Os anseios renascem. Não sei se o passado é presente ou o presente, passado! Vou e volto na lucidez de retornar-me mais completa. Lembro-me do poema "Tabacaria" de Fernando Pessoa: "Estou hoje perplexo, como quem pensou, e achou e esqueceu". Será que tudo é sonho ou resultamos de uma sequência desordenada? O que foi, o que é, o que será? Jamais responderei. Os segredos lá do íntimo vão se revelando tão lentamente que opto por deixar-me enganar. Não tenho pressa em fotografar-me nem por dentro nem por fora. Que a temporalidade se dilua na vibração do agora. Entre o ontem e o hoje, a mente se edifica para o amanhã. Os lapsos acalmam o Ego. O que não sei, invento; e não há nada melhor que brincar com os esquecimentos. Desaprendi e aprendo de novo. Então, sou outra, sequer transporto-me ao sabor de lugares diversos. Apenas vou ...

Chegarei onde? Não importa. Os caminhos são múltiplos e desejo percorrê-los um a um. Piso na areia com o prazer de quem sente a terra do mundo inteiro. Não há limites. Estarei pronta para ir além do que posso. Alargarei os horizontes e me perderei em meio à multidão do deserto. Não receio atravessar léguas de distância. O importante é entender mais uma vez o poeta: "O mundo é para quem nasce para o conquistar/ e não para quem sonha que pode conquistá-lo, ainda que tenha razão". Sigo adiante. Tenho impulsos capazes de desbravar o universo.
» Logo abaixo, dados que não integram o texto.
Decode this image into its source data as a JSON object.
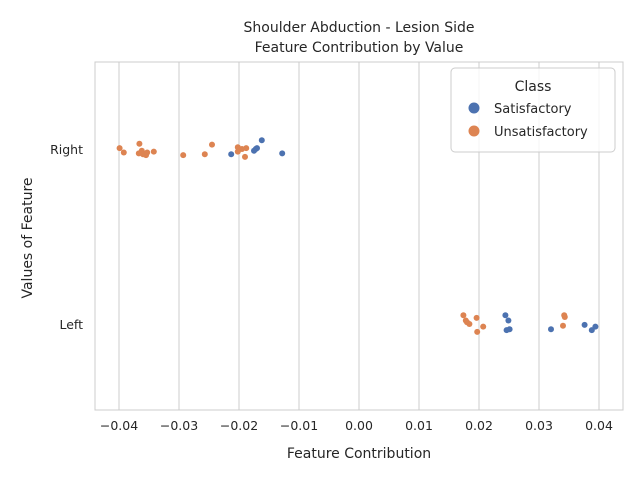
{
  "chart_data": {
    "type": "scatter",
    "title_line1": "Shoulder Abduction - Lesion Side",
    "title_line2": "Feature Contribution by Value",
    "xlabel": "Feature Contribution",
    "ylabel": "Values of Feature",
    "xlim": [
      -0.044,
      0.044
    ],
    "x_ticks": [
      -0.04,
      -0.03,
      -0.02,
      -0.01,
      0.0,
      0.01,
      0.02,
      0.03,
      0.04
    ],
    "x_tick_labels": [
      "−0.04",
      "−0.03",
      "−0.02",
      "−0.01",
      "0.00",
      "0.01",
      "0.02",
      "0.03",
      "0.04"
    ],
    "categories": [
      "Right",
      "Left"
    ],
    "grid": true,
    "legend": {
      "title": "Class",
      "position": "top-right",
      "entries": [
        {
          "name": "Satisfactory",
          "color": "#4c72b0"
        },
        {
          "name": "Unsatisfactory",
          "color": "#dd8452"
        }
      ]
    },
    "series": [
      {
        "name": "Satisfactory",
        "color": "#4c72b0",
        "points": [
          {
            "x": -0.0162,
            "category": "Right",
            "jitter": -0.1
          },
          {
            "x": -0.017,
            "category": "Right",
            "jitter": -0.01
          },
          {
            "x": -0.0172,
            "category": "Right",
            "jitter": 0.0
          },
          {
            "x": -0.0175,
            "category": "Right",
            "jitter": 0.02
          },
          {
            "x": -0.0213,
            "category": "Right",
            "jitter": 0.06
          },
          {
            "x": -0.0128,
            "category": "Right",
            "jitter": 0.05
          },
          {
            "x": 0.0244,
            "category": "Left",
            "jitter": -0.1
          },
          {
            "x": 0.0249,
            "category": "Left",
            "jitter": -0.04
          },
          {
            "x": 0.0251,
            "category": "Left",
            "jitter": 0.06
          },
          {
            "x": 0.0246,
            "category": "Left",
            "jitter": 0.07
          },
          {
            "x": 0.032,
            "category": "Left",
            "jitter": 0.06
          },
          {
            "x": 0.0376,
            "category": "Left",
            "jitter": 0.01
          },
          {
            "x": 0.0394,
            "category": "Left",
            "jitter": 0.03
          },
          {
            "x": 0.0388,
            "category": "Left",
            "jitter": 0.07
          }
        ]
      },
      {
        "name": "Unsatisfactory",
        "color": "#dd8452",
        "points": [
          {
            "x": -0.0366,
            "category": "Right",
            "jitter": -0.06
          },
          {
            "x": -0.0399,
            "category": "Right",
            "jitter": -0.01
          },
          {
            "x": -0.0392,
            "category": "Right",
            "jitter": 0.04
          },
          {
            "x": -0.0362,
            "category": "Right",
            "jitter": 0.02
          },
          {
            "x": -0.0367,
            "category": "Right",
            "jitter": 0.05
          },
          {
            "x": -0.036,
            "category": "Right",
            "jitter": 0.06
          },
          {
            "x": -0.0355,
            "category": "Right",
            "jitter": 0.07
          },
          {
            "x": -0.0353,
            "category": "Right",
            "jitter": 0.04
          },
          {
            "x": -0.0342,
            "category": "Right",
            "jitter": 0.03
          },
          {
            "x": -0.0293,
            "category": "Right",
            "jitter": 0.07
          },
          {
            "x": -0.0257,
            "category": "Right",
            "jitter": 0.06
          },
          {
            "x": -0.0245,
            "category": "Right",
            "jitter": -0.05
          },
          {
            "x": -0.0202,
            "category": "Right",
            "jitter": -0.02
          },
          {
            "x": -0.0195,
            "category": "Right",
            "jitter": 0.0
          },
          {
            "x": -0.0188,
            "category": "Right",
            "jitter": -0.01
          },
          {
            "x": -0.0202,
            "category": "Right",
            "jitter": 0.03
          },
          {
            "x": -0.019,
            "category": "Right",
            "jitter": 0.09
          },
          {
            "x": 0.0174,
            "category": "Left",
            "jitter": -0.1
          },
          {
            "x": 0.0196,
            "category": "Left",
            "jitter": -0.07
          },
          {
            "x": 0.0178,
            "category": "Left",
            "jitter": -0.04
          },
          {
            "x": 0.018,
            "category": "Left",
            "jitter": -0.02
          },
          {
            "x": 0.0184,
            "category": "Left",
            "jitter": 0.0
          },
          {
            "x": 0.0207,
            "category": "Left",
            "jitter": 0.03
          },
          {
            "x": 0.0197,
            "category": "Left",
            "jitter": 0.09
          },
          {
            "x": 0.0342,
            "category": "Left",
            "jitter": -0.1
          },
          {
            "x": 0.0343,
            "category": "Left",
            "jitter": -0.08
          },
          {
            "x": 0.034,
            "category": "Left",
            "jitter": 0.02
          }
        ]
      }
    ]
  }
}
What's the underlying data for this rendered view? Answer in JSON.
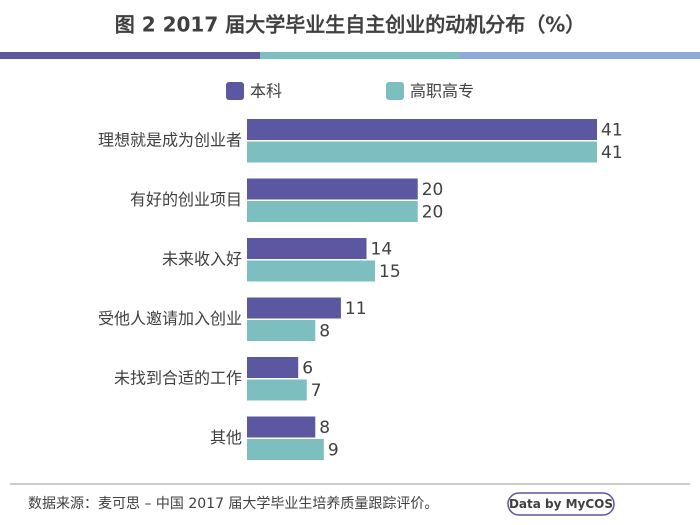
{
  "chart_data": {
    "type": "bar",
    "orientation": "horizontal",
    "title": "图 2  2017 届大学毕业生自主创业的动机分布（%）",
    "categories": [
      "理想就是成为创业者",
      "有好的创业项目",
      "未来收入好",
      "受他人邀请加入创业",
      "未找到合适的工作",
      "其他"
    ],
    "series": [
      {
        "name": "本科",
        "color": "#5b57a0",
        "values": [
          41,
          20,
          14,
          11,
          6,
          8
        ]
      },
      {
        "name": "高职高专",
        "color": "#7dbfc1",
        "values": [
          41,
          20,
          15,
          8,
          7,
          9
        ]
      }
    ],
    "source": "数据来源：麦可思 – 中国 2017 届大学毕业生培养质量跟踪评价。",
    "badge": "Data by MyCOS"
  }
}
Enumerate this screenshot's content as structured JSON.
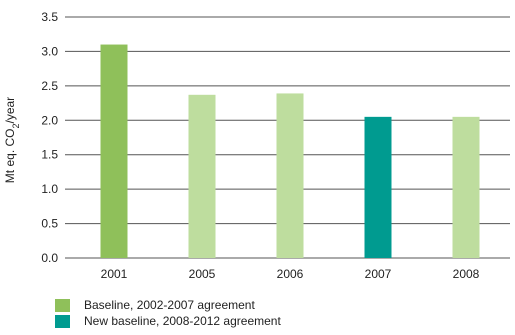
{
  "chart_data": {
    "type": "bar",
    "categories": [
      "2001",
      "2005",
      "2006",
      "2007",
      "2008"
    ],
    "values": [
      3.1,
      2.37,
      2.39,
      2.05,
      2.05
    ],
    "bar_colors": [
      "#8fc05a",
      "#bedd9e",
      "#bedd9e",
      "#009b90",
      "#bedd9e"
    ],
    "ylabel_parts": [
      "Mt eq. CO",
      "2",
      "/year"
    ],
    "ylim": [
      0,
      3.5
    ],
    "yticks": [
      "0.0",
      "0.5",
      "1.0",
      "1.5",
      "2.0",
      "2.5",
      "3.0",
      "3.5"
    ],
    "ytick_values": [
      0,
      0.5,
      1.0,
      1.5,
      2.0,
      2.5,
      3.0,
      3.5
    ],
    "grid": true,
    "legend_position": "bottom-left",
    "legend": [
      {
        "label": "Baseline, 2002-2007 agreement",
        "color": "#8fc05a"
      },
      {
        "label": "New baseline, 2008-2012 agreement",
        "color": "#009b90"
      }
    ]
  }
}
Aí, sim, estarei revolvendo a profundidade do espírito. Os olhos captam o invisível; quero traduzir os artificiais significados. E mais: não entendê-los. Quanta contradição em um Ser tão frágil! Nada me basta, anseio pelo impossível e consigo revisitar-me segundo a segundo. Penso. Penso de novo. E esqueço tudo para doar-me à luz da imaginação.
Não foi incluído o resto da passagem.